Monday, November 8, 2010

Section Three Summary

Section Three (chapters four and five)

Chapters four and five explain why students struggle understanding abstract ideas and how practice can help.

According the Willingham, the goal of education is to teach students how to transfer knowledge to the world outside the classroom. To do this, students must understand abstract ideas. However, the mind prefers concrete ideas, so students need many concrete examples. Learners look at new information and compare it to old information, and since most of what students know is concrete, concrete examples help students make sense of the abstract.

One way to make comparisons is through analogies. Analogies help students relate the unknown to the known. However, it's not the quantity of the comparisons that help students understand abstractions, it's the quality. The comparisons have to be familiar to the student, and most of what students know is concrete -- hence the need for concrete examples to understand abstract ideas. As Willingham said on page 92, "Every new idea must build on ideas that the student already knows."

In chapter four Willingham contrasted shallow knowledge with deep knowledge and surface structure of problems with deep structure. With shallow knowledge students have some understanding of the material but their understanding is limited. They may see the parts but not the whole, and they may be focusing only on the simple surface structure of a problem. Students with deep knowledge can apply their knowledge in many different contexts and see the whole problem and how that problem changes when one part is altered. Students with deep knowledge understand abstractions and transfer that knowledge to new problems because they recognize that analogy between different problems.
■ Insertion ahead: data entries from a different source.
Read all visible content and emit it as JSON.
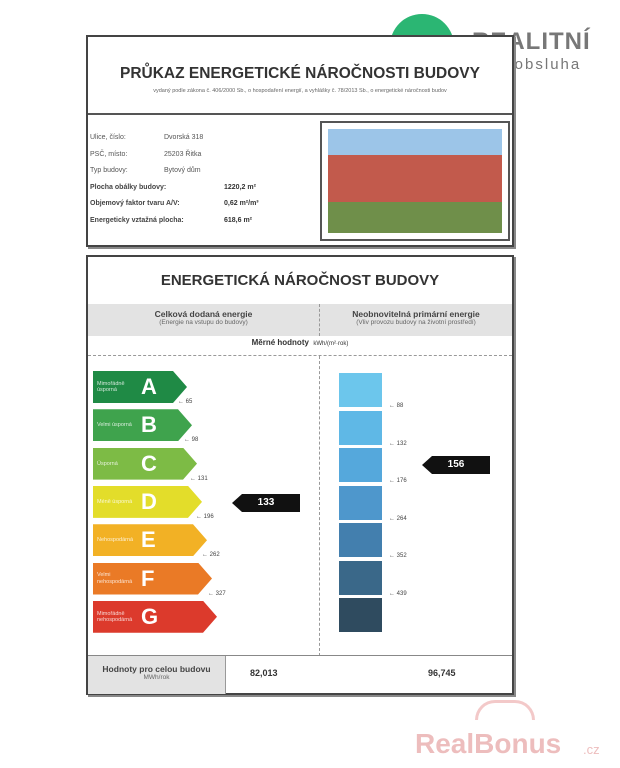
{
  "logo": {
    "brand": "REALITNÍ",
    "tagline": "samoobsluha",
    "color": "#2bb673"
  },
  "watermark": {
    "text": "RealBonus",
    "suffix": ".cz"
  },
  "header": {
    "title": "PRŮKAZ ENERGETICKÉ NÁROČNOSTI BUDOVY",
    "subtitle": "vydaný podle zákona č. 406/2000 Sb., o hospodaření energií, a vyhlášky č. 78/2013 Sb., o energetické náročnosti budov"
  },
  "building": [
    {
      "label": "Ulice, číslo:",
      "value": "Dvorská 318"
    },
    {
      "label": "PSČ, místo:",
      "value": "25203 Řitka"
    },
    {
      "label": "Typ budovy:",
      "value": "Bytový dům"
    },
    {
      "label": "Plocha obálky budovy:",
      "value": "1220,2 m²"
    },
    {
      "label": "Objemový faktor tvaru A/V:",
      "value": "0,62 m²/m³"
    },
    {
      "label": "Energeticky vztažná plocha:",
      "value": "618,6 m²"
    }
  ],
  "section_title": "ENERGETICKÁ NÁROČNOST BUDOVY",
  "columns": {
    "left": {
      "title": "Celková dodaná energie",
      "note": "(Energie na vstupu do budovy)"
    },
    "right": {
      "title": "Neobnovitelná primární energie",
      "note": "(Vliv provozu budovy na životní prostředí)"
    }
  },
  "specific": {
    "label": "Měrné hodnoty",
    "unit": "kWh/(m²·rok)"
  },
  "classes": [
    {
      "letter": "A",
      "label": "Mimořádně úsporná",
      "color": "#1f8a45"
    },
    {
      "letter": "B",
      "label": "Velmi úsporná",
      "color": "#3fa34d"
    },
    {
      "letter": "C",
      "label": "Úsporná",
      "color": "#7dbb45"
    },
    {
      "letter": "D",
      "label": "Méně úsporná",
      "color": "#e3dd2a"
    },
    {
      "letter": "E",
      "label": "Nehospodárná",
      "color": "#f2b125"
    },
    {
      "letter": "F",
      "label": "Velmi nehospodárná",
      "color": "#ea7a26"
    },
    {
      "letter": "G",
      "label": "Mimořádně nehospodárná",
      "color": "#dc3a2c"
    }
  ],
  "left_limits": [
    "65",
    "98",
    "131",
    "196",
    "262",
    "327"
  ],
  "left_value": "133",
  "right_limits": [
    "88",
    "132",
    "176",
    "264",
    "352",
    "439"
  ],
  "right_value": "156",
  "blue_colors": [
    "#6cc6ec",
    "#5fb8e6",
    "#55a8dc",
    "#4e97cc",
    "#437fae",
    "#3a6889",
    "#2f4b5f"
  ],
  "totals": {
    "label": "Hodnoty pro celou budovu",
    "unit": "MWh/rok",
    "left": "82,013",
    "right": "96,745"
  }
}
Willingham stressed the importance of emphasizing deep structure in problems. Teachers can do this through the types of assignments and assessments they create and through daily questioning in the classroom. However, Willingham also assured his readers, "Shallow knowledge is much better than no knowledge at all, and shallow knowledge is a natural step on the way to deeper knowledge."

In chapter five Willingham explained how a store of factual knowledge and regular practice help students learn by clearing up space in their working memories. Practice that is spaced out over time help mental processes become automatic so the working memory can focus on more complex processes. Practice also helps with transfer and long-term memory.